Bars from out of this world - Life & Style - Evening Standard
       

Bars from out of this world

Fancy a cup of vin chaud and a dip of fondue in the Alps, snuggled up in a cosy mountain lodge? Or has the cold snap led you to dream of winter sun and cocktails on a Polynesian island?

Or perhaps you'd like to be transported to an alternative Dickensian universe or to a Santa's grotto to down drinks with the elves, reindeer and Mr Claus himself.

Well, you can do all of it this week without ever leaving London because themed bars and nights designed to take you out of this world are cropping up all over the capital.

At the wood-panelled Alpine Lodge, nestled atop the East Room members' club in Shoreditch, guests can don ski socks and furry hats from the dressing-up box, sit in front of the fire and absorb some après ski (minus the skiing), guzzling those Val D'Isère favourites tartiflette and toffee-vodka shots.

And at the Patron Silver Reindeer, open for three days next week, walls of blue icicles and banqueting tables will greet anyone who turns up to join in its medieval Christmas feast.

Two west London parties, Estimated Time of Arrival and The Great Brain Robbery, are well-known for transforming their venues into a new world with every new month.

On Friday night the ETA crowd, whose previous guests include Prince Harry, Paris Hilton, Sienna Miller and Kate Moss, entered a Shepherd's Bush Pavilion enhanced with bohemian yurts and tents and filled with snow, evil Santas and Sugar Plum Fairies.

This weekend the Great Brain Robbery (which in the past has taken place in the lands of (Back to) the Future, hell, Mexico and (Fear and Loathing in) Las Vegas is insisting on Dickensian dress for all guests.

Everything from the Fagin's den décor to the wall projections, bands and cabaret acts featuring Nancy and Bill, Ebenezer Scrooge and Bob Cratchit will be themed to match.

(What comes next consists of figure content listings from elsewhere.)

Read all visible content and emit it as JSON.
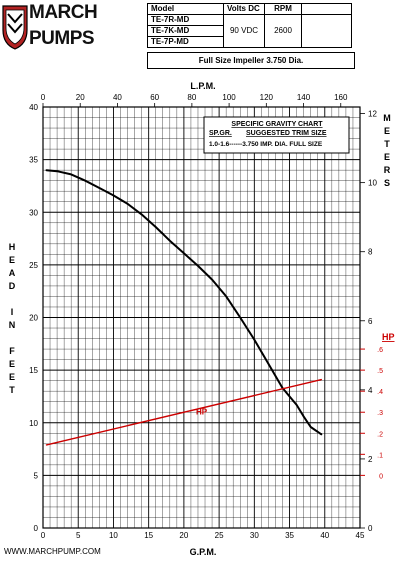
{
  "brand": {
    "line1": "MARCH",
    "line2": "PUMPS"
  },
  "spec_table": {
    "headers": {
      "model": "Model",
      "volts": "Volts DC",
      "rpm": "RPM"
    },
    "models": [
      "TE-7R-MD",
      "TE-7K-MD",
      "TE-7P-MD"
    ],
    "volts": "90 VDC",
    "rpm": "2600"
  },
  "impeller": "Full Size Impeller 3.750 Dia.",
  "website": "WWW.MARCHPUMP.COM",
  "colors": {
    "curve": "#000000",
    "hp": "#cc0000",
    "grid": "#000000"
  },
  "chart_data": {
    "type": "line",
    "xlabel": "G.P.M.",
    "ylabel": "HEAD IN FEET",
    "top_label": "L.P.M.",
    "right_label": "METERS",
    "hp_axis_label": "HP",
    "xlim": [
      0,
      45
    ],
    "ylim": [
      0,
      40
    ],
    "lpm_lim": [
      0,
      170.34
    ],
    "meters_lim": [
      0,
      12.19
    ],
    "x_ticks": [
      0,
      5,
      10,
      15,
      20,
      25,
      30,
      35,
      40,
      45
    ],
    "y_ticks": [
      0,
      5,
      10,
      15,
      20,
      25,
      30,
      35,
      40
    ],
    "lpm_ticks": [
      0,
      20,
      40,
      60,
      80,
      100,
      120,
      140,
      160
    ],
    "meters_ticks": [
      0,
      2,
      4,
      6,
      8,
      10,
      12
    ],
    "hp_ticks": [
      {
        "label": "0",
        "at_ft": 5
      },
      {
        "label": ".1",
        "at_ft": 7
      },
      {
        "label": ".2",
        "at_ft": 9
      },
      {
        "label": ".3",
        "at_ft": 11
      },
      {
        "label": ".4",
        "at_ft": 13
      },
      {
        "label": ".5",
        "at_ft": 15
      },
      {
        "label": ".6",
        "at_ft": 17
      }
    ],
    "gravity_chart": {
      "title": "SPECIFIC GRAVITY CHART",
      "col1": "SP.GR.",
      "col2": "SUGGESTED TRIM SIZE",
      "row": "1.0-1.6------3.750 IMP. DIA. FULL SIZE"
    },
    "series": [
      {
        "name": "",
        "x": [
          0.5,
          2,
          4,
          6,
          8,
          10,
          12,
          14,
          16,
          18,
          20,
          22,
          24,
          26,
          28,
          30,
          32,
          34,
          36,
          37,
          38,
          39.5
        ],
        "y": [
          34.0,
          33.9,
          33.6,
          33.0,
          32.3,
          31.6,
          30.8,
          29.8,
          28.6,
          27.3,
          26.1,
          24.9,
          23.6,
          22.0,
          20.0,
          17.9,
          15.6,
          13.3,
          11.7,
          10.6,
          9.6,
          8.9
        ]
      },
      {
        "name": "HP",
        "x": [
          0.5,
          39.5
        ],
        "y": [
          7.9,
          14.1
        ]
      }
    ]
  }
}
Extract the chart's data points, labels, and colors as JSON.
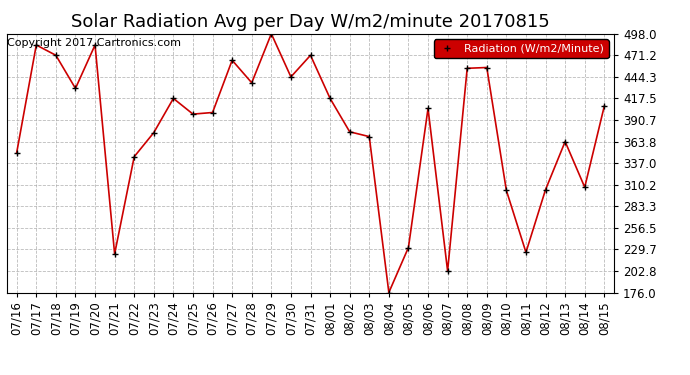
{
  "title": "Solar Radiation Avg per Day W/m2/minute 20170815",
  "copyright": "Copyright 2017 Cartronics.com",
  "legend_label": "Radiation (W/m2/Minute)",
  "dates": [
    "07/16",
    "07/17",
    "07/18",
    "07/19",
    "07/20",
    "07/21",
    "07/22",
    "07/23",
    "07/24",
    "07/25",
    "07/26",
    "07/27",
    "07/28",
    "07/29",
    "07/30",
    "07/31",
    "08/01",
    "08/02",
    "08/03",
    "08/04",
    "08/05",
    "08/06",
    "08/07",
    "08/08",
    "08/09",
    "08/10",
    "08/11",
    "08/12",
    "08/13",
    "08/14",
    "08/15"
  ],
  "values": [
    350.0,
    484.0,
    471.2,
    430.0,
    484.0,
    224.0,
    345.0,
    375.0,
    417.5,
    398.0,
    400.0,
    465.0,
    437.0,
    498.0,
    444.3,
    471.2,
    417.5,
    376.0,
    370.0,
    176.0,
    232.0,
    405.0,
    202.8,
    455.0,
    456.0,
    303.0,
    226.0,
    304.0,
    363.8,
    307.0,
    408.0
  ],
  "ylim": [
    176.0,
    498.0
  ],
  "yticks": [
    176.0,
    202.8,
    229.7,
    256.5,
    283.3,
    310.2,
    337.0,
    363.8,
    390.7,
    417.5,
    444.3,
    471.2,
    498.0
  ],
  "line_color": "#cc0000",
  "marker_color": "black",
  "background_color": "#ffffff",
  "grid_color": "#aaaaaa",
  "legend_bg": "#cc0000",
  "legend_text_color": "#ffffff",
  "title_fontsize": 13,
  "tick_fontsize": 8.5,
  "copyright_fontsize": 8
}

"Why would someone who lives in Richmond bother to go to the West End and spend 30 quid on a cab home just to have the same night out as they would round the corner?" asks Nick House, the man behind Mahiki and Guy Ritchie's Punchbowl, and who recently opened a new venue, Kanaloa, in the City with Sarah Harding - a bar he calls "a tropical Disneyland for adults".

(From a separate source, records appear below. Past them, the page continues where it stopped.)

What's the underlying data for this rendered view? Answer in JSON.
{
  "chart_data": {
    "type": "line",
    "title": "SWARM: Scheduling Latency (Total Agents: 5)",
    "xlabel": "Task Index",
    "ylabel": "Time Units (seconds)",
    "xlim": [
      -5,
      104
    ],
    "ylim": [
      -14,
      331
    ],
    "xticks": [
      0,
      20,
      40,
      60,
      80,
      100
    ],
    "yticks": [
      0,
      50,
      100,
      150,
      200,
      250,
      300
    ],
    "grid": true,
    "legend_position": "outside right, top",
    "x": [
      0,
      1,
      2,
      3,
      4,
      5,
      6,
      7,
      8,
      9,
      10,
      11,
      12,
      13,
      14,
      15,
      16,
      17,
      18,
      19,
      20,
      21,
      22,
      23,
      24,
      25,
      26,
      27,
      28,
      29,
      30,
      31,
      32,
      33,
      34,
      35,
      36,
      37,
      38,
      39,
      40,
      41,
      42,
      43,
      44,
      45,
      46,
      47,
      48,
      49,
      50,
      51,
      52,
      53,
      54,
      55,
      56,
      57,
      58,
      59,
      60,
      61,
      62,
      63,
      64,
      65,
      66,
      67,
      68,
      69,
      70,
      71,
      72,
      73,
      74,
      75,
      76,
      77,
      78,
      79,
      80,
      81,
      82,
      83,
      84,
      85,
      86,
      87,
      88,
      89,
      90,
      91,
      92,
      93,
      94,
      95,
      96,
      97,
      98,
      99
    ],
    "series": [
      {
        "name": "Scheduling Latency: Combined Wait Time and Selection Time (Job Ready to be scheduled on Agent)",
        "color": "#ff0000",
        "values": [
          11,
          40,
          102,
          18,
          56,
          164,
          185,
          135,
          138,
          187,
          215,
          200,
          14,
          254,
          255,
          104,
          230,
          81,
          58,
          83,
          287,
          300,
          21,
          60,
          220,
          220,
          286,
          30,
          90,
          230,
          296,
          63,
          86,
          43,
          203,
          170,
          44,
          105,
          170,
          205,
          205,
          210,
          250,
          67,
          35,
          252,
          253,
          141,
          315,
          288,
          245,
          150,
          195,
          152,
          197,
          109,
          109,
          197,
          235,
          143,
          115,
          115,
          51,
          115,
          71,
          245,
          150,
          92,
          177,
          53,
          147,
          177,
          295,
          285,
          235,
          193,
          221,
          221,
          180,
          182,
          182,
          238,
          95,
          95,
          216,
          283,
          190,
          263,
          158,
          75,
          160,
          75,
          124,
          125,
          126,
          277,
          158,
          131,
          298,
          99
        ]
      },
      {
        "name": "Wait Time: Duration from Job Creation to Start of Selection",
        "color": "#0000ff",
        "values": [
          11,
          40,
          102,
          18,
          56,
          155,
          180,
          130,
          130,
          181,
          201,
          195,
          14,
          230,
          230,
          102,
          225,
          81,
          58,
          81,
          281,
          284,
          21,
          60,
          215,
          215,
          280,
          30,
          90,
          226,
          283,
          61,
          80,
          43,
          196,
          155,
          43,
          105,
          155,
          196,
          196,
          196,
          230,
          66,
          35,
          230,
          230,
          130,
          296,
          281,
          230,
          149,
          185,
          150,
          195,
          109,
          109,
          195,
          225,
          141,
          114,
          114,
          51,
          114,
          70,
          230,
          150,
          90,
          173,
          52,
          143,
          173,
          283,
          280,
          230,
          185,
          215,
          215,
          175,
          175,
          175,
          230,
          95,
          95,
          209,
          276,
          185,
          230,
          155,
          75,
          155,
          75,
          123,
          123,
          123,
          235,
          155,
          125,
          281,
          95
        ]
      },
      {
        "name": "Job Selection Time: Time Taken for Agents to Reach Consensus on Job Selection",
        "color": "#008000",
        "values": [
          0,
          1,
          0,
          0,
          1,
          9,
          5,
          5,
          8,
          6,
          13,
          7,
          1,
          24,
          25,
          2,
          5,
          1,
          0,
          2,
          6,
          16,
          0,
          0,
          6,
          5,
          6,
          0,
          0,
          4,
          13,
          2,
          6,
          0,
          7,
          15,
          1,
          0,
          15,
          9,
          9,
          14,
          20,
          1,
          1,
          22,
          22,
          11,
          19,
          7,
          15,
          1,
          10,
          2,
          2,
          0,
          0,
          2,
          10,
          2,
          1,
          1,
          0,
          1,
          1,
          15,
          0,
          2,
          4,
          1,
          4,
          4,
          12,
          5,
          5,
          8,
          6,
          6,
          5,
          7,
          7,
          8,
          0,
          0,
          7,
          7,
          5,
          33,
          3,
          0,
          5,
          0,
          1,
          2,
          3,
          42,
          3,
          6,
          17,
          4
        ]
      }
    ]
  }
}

"There are plenty of places to drink in London, so the more creative operators are trying to do something different, creating a unique experience and giving everyone more than just a drink."

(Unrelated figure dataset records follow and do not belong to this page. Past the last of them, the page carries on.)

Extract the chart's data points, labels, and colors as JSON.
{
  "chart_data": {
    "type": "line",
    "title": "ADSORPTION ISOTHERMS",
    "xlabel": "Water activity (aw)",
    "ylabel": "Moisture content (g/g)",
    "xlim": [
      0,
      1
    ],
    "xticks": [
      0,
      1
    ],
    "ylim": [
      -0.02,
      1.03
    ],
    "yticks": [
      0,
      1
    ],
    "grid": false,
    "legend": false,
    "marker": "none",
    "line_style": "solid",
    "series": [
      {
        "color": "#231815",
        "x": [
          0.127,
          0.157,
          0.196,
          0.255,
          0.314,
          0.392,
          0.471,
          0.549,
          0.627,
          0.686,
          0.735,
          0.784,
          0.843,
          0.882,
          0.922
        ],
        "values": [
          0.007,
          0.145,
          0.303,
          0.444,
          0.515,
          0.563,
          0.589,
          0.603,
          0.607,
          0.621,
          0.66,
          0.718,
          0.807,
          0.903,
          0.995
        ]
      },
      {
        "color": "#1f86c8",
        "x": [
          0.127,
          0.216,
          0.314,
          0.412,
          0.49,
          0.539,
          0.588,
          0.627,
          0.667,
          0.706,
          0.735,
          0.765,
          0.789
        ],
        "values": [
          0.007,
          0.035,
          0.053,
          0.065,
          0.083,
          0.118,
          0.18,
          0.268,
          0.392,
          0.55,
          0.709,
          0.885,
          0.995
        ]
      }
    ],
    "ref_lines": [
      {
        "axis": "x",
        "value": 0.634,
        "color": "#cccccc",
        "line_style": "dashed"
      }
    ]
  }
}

He has gone the whole hog, decking out Kanaloa so that "it 100 per cent does feel like a tropical island".

The waitresses wear traditional Polynesian dress and flowers in their hair, a summery scent is pumped through the air-conditioning system, cocktails are served in cups made from fresh pineapples and coconuts, and every time a sharing cocktail called Dead Man's Chest is ordered, a theatrical voodoo procession with masks and lanterns marches through the bar.

"I always look for opportunities for a theatrical element in my bars. It can make all the difference," says House.

It's a technique that Sam Bompass and Harry Parr, the boys behind the breathable gin and tonic, the horseless carriage feast and the Futuristic Aerobanquet are very familiar with.

Tomorrow they stage their "honey I shrunk the cocktail-quaffing grown-ups" style giant punch bowl - an architectural feat that will see them flooding 33 Portland Place in W1 with four tonnes (that's 25,000 servings) of highly alcoholic punch that you can row across.

"We've worked with the recipe to ensure it gets to people in peak condition," says Parr. "It's got such a high alcohol content that it's really clean."

Along with rafts that look like orange slices and remote-controlled floating berry garnishes will be Blur's Alex James, who was brought in to help them create the perfect punch recipe, calling out health and safety instructions such as "wash your hands" and "put on your hairnet".

"London is a crazy place full of the adventurous and intrepid who just love this kind of thing," says James. "I've been thrown in as a taste consultant in this brave new world of booze."

"Theme bars," acknowledges House, "have been around for a long while. But the reason all those many Moroccan-style bars, for example, don't stand out is because it has been done, not very well, so many times before.

It's by coming up with a new idea and pushing the theme just that little bit further that they become 'out-of-this-world'. It provides a bit of escapism."

So, if you're stuck in London this Christmas dreaming of an escape to the Alps, the tropics or to the bottom of an absolutely enormous drink, you're in luck because it's all right here in town.